Wednesday, May 2, 2012

The Holstee Manifesto, etc.

As most of my dear friends and family already know, I have recently begun a new chapter in my life, one of hope and promise and new-ness all around: I am the new Community Love Intern for Holstee! An NYC based company that conducts business on all levels of consciousness from ethically sourced materials to considering all angles of every opportunity to constantly asking questions to valuing life as a whole, Holstee is an intimate operation that's on the rise.

As many of you also know, my first introduction to this company came with the gift of their profoundly-worded Manifesto. With 8 million views around the world and counting, this daring and honest creed is getting attention, resonating with lives, and sparking necessary inspiration-turned-action.


While I found all areas of this plainly stated advice to be full of fundamental truth, when I first opened this beautiful poster by the Christmas tree this past year, my family all around, the words that met my heart the closest were: "IF YOU DON'T LIKE YOUR JOB, QUIT." Those who know me, again, also know oh-so-well the struggle that has been my life for the past few years. In terms of finding a sense of purpose, an idea of calling and of real contribution more than just a paycheck, I have been scouring the earth it seems for a place to which I could find real belonging, real drive, real spark. I mulled this dilemma over all day, in my sleep, to my friends, to myself. I could recite my resume line by line, I could give you lists of pros and cons, I could tell you I was not meant for a cubicle or a cash register, I devoted a blog in order to record my misery, my journey, my self-discoveries, though I could not say how I imagined the future, all blurred and hazy before me.

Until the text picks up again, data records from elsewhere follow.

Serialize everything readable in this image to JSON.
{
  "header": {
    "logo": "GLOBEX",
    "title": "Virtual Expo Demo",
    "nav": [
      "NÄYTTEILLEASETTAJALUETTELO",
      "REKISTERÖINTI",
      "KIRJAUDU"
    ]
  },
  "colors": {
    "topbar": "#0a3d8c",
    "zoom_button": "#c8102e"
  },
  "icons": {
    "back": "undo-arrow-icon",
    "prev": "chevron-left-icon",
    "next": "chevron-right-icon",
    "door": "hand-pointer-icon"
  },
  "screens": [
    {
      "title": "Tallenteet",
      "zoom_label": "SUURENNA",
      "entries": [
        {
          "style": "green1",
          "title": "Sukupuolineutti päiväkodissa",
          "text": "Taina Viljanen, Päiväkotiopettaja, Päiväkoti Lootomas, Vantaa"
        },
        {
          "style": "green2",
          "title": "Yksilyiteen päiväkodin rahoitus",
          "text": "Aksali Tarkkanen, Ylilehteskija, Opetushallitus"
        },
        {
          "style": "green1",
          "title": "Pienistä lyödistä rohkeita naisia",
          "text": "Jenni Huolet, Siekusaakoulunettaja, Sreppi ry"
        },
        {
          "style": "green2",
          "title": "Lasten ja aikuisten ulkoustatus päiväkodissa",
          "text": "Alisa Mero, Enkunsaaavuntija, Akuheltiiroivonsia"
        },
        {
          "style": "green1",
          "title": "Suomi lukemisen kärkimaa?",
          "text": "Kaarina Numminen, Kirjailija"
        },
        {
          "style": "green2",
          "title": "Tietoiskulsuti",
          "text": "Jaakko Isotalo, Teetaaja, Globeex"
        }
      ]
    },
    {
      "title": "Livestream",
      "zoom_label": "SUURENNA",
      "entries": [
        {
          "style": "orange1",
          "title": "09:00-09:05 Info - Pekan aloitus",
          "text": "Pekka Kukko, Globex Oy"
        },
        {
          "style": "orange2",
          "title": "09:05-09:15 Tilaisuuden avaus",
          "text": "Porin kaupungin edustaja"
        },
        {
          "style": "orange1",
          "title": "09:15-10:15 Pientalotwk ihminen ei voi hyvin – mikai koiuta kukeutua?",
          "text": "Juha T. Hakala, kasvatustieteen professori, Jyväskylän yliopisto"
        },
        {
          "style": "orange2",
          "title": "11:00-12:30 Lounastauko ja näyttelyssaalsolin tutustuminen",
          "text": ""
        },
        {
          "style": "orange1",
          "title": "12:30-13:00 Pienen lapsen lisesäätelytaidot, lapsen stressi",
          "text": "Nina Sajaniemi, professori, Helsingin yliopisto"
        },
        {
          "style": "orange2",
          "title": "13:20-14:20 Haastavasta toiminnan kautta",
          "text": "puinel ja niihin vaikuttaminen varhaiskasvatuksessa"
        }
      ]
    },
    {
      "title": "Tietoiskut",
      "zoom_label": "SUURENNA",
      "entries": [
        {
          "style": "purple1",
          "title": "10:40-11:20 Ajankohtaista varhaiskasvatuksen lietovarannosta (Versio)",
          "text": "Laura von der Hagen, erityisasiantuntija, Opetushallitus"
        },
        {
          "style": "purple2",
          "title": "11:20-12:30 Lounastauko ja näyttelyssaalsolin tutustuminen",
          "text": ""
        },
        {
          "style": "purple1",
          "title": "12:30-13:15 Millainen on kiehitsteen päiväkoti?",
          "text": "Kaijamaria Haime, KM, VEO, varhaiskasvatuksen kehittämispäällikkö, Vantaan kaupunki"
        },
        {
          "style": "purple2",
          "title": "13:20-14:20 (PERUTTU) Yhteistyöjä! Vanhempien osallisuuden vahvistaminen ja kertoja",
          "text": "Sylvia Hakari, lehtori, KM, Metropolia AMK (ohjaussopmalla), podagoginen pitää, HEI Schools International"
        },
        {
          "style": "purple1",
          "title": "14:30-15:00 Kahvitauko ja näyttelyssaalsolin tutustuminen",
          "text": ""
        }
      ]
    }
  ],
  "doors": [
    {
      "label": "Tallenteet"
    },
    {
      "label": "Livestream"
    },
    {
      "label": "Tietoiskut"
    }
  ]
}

I only hoped that when the right fit presented itself that I, like only a handful of other times in my life (ie. my bout in Los Angeles, a huge decision to move on, meeting my Colin), would know it instantly, would feel a gravitational pull towards it, would have no doubt. And even though I hoped for it each day, for years, I surely faltered and doubted and spun aimlessly.

This blog is therefore dedicated to what I'll label as the next step. Change is here, and it's hugely exciting and it's what keeps us moving forward. As I shared with my new Holstee family yesterday, change is never as frightening as it is exhilarating. I'm learning each day, more about what this particular position requires, but also about myself, about what truly matters to me, and how incorporating that into our daily ventures is possible and important. I'll be writing up about Holstee itself, what this experience teaches me, what it makes me realize, re-realize, the people I've been lucky to meet, the ways it forces and encourages me to grow, etc.

POSITIVE CHANGE, PEOPLE. POSITIVE CHANGE.